Hoje parece bastante claro que a Corte Suprema anotou essas perguntas e resolveu respondê-las, uma a uma, erigindo uma muralha de contenção aos arroubos autoritários do presidente Jair Bolsonaro. Não foram poucos os casos em que o STF formou um escudo diante das ameaças ao Estado Democrático de Direito contidas em decisões do Poder Executivo, ensinando a Jair Bolsonaro que ele pode muito no regime presidencialista, mas não pode tudo. Na mais recente “aula de democracia” proferida por um membro da Corte, o ministro Alexandre de Moraes foi didático ao enfatizar que o presidente não pode se servir do aparato do Estado para satisfazer seus interesses particulares, familiares ou eleitorais. Por sua vez, o decano Celso de Mello tem sido a voz mais eloquente a reafirmar os valores indesviáveis que orientam esta República, não raro verbalizando o que pensam seus pares.

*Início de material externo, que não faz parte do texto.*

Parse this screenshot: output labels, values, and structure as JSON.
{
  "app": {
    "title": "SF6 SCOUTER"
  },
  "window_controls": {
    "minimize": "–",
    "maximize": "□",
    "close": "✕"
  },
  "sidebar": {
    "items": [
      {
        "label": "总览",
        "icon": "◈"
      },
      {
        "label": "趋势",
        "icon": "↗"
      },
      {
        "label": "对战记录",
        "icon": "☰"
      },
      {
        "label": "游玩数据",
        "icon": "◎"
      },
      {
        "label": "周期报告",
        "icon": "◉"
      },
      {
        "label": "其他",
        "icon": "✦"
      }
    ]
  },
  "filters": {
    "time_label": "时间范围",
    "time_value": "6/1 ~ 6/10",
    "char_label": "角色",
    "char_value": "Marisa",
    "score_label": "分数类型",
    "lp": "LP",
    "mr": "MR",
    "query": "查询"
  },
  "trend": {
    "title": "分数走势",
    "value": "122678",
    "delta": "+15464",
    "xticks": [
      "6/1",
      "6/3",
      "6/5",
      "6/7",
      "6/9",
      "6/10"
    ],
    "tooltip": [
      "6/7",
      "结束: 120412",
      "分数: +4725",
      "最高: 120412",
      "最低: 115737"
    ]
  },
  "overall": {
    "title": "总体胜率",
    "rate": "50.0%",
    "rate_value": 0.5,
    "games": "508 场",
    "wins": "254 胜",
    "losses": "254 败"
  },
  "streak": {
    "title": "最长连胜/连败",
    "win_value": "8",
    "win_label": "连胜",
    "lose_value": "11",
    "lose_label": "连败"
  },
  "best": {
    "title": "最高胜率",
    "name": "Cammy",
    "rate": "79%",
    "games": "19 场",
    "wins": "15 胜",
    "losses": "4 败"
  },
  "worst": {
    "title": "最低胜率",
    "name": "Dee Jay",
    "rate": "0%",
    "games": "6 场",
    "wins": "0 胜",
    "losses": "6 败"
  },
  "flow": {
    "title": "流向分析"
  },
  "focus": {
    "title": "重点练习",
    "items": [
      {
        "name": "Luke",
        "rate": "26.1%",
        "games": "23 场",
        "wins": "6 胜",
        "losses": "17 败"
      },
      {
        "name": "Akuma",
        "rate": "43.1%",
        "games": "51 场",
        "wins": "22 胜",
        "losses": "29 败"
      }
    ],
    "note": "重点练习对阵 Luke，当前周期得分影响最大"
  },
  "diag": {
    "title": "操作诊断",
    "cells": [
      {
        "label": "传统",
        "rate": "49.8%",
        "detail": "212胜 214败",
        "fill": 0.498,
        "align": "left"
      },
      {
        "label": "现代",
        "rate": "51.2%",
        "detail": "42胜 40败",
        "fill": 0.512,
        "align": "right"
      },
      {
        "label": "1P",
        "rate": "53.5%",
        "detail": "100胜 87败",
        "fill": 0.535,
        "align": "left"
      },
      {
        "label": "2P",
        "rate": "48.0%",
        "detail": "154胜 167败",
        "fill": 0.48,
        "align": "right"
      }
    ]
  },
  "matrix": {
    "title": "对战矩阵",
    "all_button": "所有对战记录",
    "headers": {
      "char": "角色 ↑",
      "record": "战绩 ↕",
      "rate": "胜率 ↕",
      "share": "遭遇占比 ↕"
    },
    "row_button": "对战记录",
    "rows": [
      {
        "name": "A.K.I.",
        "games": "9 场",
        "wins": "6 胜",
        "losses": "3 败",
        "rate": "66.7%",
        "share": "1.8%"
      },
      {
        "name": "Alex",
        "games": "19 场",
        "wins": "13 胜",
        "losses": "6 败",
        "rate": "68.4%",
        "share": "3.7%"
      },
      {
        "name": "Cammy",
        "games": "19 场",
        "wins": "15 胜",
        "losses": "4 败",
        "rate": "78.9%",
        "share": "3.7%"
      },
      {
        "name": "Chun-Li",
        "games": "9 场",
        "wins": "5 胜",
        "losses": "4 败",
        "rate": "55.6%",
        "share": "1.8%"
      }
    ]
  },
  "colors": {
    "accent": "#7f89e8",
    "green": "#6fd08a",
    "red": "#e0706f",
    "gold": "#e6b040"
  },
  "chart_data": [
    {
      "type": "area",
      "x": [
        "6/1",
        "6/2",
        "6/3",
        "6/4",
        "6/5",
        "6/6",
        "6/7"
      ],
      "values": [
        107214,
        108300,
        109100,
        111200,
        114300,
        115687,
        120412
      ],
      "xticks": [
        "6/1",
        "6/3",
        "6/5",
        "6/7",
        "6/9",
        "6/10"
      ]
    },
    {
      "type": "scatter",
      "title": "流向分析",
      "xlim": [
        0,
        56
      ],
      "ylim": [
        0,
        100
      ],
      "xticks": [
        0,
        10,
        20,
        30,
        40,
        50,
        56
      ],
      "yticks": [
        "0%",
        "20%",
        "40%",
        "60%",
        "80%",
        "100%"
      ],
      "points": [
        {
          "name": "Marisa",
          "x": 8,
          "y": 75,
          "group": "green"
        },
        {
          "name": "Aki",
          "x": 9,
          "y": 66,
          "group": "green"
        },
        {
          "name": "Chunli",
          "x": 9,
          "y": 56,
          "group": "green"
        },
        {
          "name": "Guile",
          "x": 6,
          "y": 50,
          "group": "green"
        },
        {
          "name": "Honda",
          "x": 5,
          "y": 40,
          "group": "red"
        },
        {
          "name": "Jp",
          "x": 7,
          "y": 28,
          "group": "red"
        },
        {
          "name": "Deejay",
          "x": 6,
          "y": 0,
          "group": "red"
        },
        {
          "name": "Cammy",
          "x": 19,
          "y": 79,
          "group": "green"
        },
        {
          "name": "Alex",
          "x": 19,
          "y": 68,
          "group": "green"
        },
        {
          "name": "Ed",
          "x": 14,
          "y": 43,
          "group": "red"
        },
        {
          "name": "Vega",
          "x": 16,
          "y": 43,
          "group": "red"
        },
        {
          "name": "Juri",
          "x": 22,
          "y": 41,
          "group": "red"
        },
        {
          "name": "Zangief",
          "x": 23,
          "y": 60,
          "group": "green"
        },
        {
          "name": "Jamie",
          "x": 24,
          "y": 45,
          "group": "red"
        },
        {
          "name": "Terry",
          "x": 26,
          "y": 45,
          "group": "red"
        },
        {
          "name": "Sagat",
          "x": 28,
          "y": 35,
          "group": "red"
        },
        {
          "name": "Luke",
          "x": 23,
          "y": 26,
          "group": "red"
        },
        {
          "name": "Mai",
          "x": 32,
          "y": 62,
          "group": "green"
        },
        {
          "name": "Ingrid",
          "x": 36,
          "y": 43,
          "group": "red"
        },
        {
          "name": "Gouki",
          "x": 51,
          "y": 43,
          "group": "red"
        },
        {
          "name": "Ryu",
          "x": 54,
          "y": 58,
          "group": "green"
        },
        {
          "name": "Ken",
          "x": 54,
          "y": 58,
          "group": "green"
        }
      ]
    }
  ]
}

É importante ressaltar que a aliança entre os ministros do STF, pelo que se pode observar, nem de longe se destina a interditar o governo de Jair Bolsonaro. Não se trata de uma insurgência de um Poder contra outro. Neste quase ano e meio de mandato, Bolsonaro sempre pôde contar com o julgamento favorável da Corte quando os projetos do Palácio do Planalto vieram ao encontro dos interesses nacionais. Não é justo, portanto, o presidente afirmar que não será “um pato manco, refém de decisões monocráticas de um ministro do Supremo”. Ele será contido, sim, sempre que tentar se desviar das leis e da Constituição, como tentou fazer ao nomear um amigo para a diretoria-geral da Polícia Federal.

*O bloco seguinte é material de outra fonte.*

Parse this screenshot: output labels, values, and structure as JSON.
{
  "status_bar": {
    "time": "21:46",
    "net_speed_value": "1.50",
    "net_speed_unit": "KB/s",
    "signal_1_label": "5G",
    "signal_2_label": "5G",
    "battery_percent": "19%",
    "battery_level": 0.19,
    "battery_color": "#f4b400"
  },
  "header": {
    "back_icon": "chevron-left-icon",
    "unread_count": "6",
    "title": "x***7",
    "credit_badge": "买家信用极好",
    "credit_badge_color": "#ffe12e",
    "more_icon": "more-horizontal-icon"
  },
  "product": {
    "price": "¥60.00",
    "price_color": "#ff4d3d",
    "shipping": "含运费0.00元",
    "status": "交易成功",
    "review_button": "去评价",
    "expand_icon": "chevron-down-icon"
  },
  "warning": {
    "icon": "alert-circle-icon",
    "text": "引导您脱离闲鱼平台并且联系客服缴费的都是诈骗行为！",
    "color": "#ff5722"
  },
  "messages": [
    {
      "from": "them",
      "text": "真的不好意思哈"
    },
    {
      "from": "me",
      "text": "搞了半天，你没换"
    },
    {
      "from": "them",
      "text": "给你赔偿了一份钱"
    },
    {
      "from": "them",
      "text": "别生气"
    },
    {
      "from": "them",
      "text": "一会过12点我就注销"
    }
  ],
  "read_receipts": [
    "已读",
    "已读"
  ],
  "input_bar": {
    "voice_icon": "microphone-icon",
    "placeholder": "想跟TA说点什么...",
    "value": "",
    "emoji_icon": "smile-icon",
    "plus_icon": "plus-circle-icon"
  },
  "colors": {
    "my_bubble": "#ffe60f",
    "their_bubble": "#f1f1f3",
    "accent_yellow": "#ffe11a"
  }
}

Sempre houve divergências entre os onze ministros da Corte Suprema. São próprias de qualquer órgão colegiado, e não será com a atual composição que elas deixarão de existir. Ademais, sabe-se que a união entre os membros do STF pode ser desfeita a qualquer tempo, a depender da matéria sob julgamento ou de insondáveis interpretações jurídicas. Ao fim e ao cabo, o que interessa à Nação é saber que pode contar com a mais alta instância do Poder Judiciário sempre que tentarem fazer letra morta dos preceitos da Lei Maior. Tão ou mais grave do que um ataque à Constituição é a tibieza dos que são investidos do poder de defendê-la.